Le vrai truc rafraîchissant sur le casting, c'était le nombre de candidats qui étaient over the top ! Ou bien, dont le montage gonflait cet aspect - même résultat ! John le Goliath Catcheur est un exemple, comme beaucoup d'égos dans la tribu des Goliath au sens large, et ce qui est amusant c'est que ceux qui sont allés le plus loin s'écartent de ce modèle. Angelina, une méchante totalement exagérée elle aussi, que je n'aurais franchement jamais pu saquer (son sacrifice pour le riz qu'elle rabâchait sans cesse, sa backstory "femme de militaire" juste relou), mais elle est rendue assez attachante aussi par le montage qui la tourne en dérision et apporte pas mal de comédie. C'est vraiment la candidate "troisième place, aucun vote" idéale.
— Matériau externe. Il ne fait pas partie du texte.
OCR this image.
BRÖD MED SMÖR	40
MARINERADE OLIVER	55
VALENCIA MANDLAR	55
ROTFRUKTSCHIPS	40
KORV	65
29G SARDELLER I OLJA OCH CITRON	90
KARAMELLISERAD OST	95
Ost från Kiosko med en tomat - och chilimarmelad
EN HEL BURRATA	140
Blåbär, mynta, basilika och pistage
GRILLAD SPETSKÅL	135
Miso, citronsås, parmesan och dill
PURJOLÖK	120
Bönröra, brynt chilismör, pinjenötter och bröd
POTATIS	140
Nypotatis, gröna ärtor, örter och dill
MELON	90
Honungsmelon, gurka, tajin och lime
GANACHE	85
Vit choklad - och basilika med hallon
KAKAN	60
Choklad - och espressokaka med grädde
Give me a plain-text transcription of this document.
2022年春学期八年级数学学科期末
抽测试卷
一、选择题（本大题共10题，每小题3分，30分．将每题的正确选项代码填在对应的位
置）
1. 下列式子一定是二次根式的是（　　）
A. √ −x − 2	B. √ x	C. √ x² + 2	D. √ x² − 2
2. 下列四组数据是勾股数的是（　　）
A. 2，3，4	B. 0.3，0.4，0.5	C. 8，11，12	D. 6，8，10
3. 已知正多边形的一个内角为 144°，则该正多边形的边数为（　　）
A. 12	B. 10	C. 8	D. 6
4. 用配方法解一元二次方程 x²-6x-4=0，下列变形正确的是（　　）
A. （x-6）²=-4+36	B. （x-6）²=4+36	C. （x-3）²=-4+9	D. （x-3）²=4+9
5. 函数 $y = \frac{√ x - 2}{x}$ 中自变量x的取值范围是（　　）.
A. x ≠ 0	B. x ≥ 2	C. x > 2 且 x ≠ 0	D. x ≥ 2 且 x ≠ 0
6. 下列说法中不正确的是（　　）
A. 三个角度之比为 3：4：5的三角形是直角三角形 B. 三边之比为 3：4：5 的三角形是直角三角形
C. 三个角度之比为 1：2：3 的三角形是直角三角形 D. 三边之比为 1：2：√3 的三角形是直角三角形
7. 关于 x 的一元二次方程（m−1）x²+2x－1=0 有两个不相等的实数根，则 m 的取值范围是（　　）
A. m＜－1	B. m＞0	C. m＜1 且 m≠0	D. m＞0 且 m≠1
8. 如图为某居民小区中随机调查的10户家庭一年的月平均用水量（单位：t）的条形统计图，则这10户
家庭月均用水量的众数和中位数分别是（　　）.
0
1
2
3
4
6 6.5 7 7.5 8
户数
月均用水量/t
Autre exemple typique de "l'originalité" de la saison : dès le premier épisode, on nous montre tout ce qu'il y a à savoir sur Christian à travers son premier confessional "accéléré" avec ellipses, juste incroyable. C'est probablement le candidat à l'archétype de Cochran le plus appréciable que j'ai jamais vu ! Ses métaphores aux conseils étaient souvent hilarantes, et le moment où il torture Alec sur une épreuve jusqu'à épuisement était un grand moment.
Cette épreuve intense était d'ailleurs la meilleure de la saison de loin, car sinon, je n'ai jamais senti autant la répétitivité des épreuves post-merge. A part celui où il fallait balancer un pendule, puis les deux-trois épreuves finales, on a eu je crois 5 ou 6 d'épisodes d'affilé avec toujours de l'endurance ou de la patience, je n'en pouvais plus. Je préfère de loin les puzzles, même si l'idéal est de mixer.
Et c'est peut-être un peu controversé comme opinion, mais j'ai trouvé assez dommage que les gagnants des épreuves étaient si variés et aléatoires. En effet, ça nullifie un peu toutes les discussions autour de "challenge threats" qui ont rythmé les stratégies, et ça n'aide pas à ce que des candidats se démarquent. Parfois, les "clichés" et le déroulé classique, ça peut aider ! C'est un mal pour un bien car ça a tout de même ajouté à de l'imprévisibilité dans les immunisés, c'est déjà ça. Et puis, Alec a obtenu ce rôle de "challenge beast" au final, ils ont pu quand même en faire quelque chose.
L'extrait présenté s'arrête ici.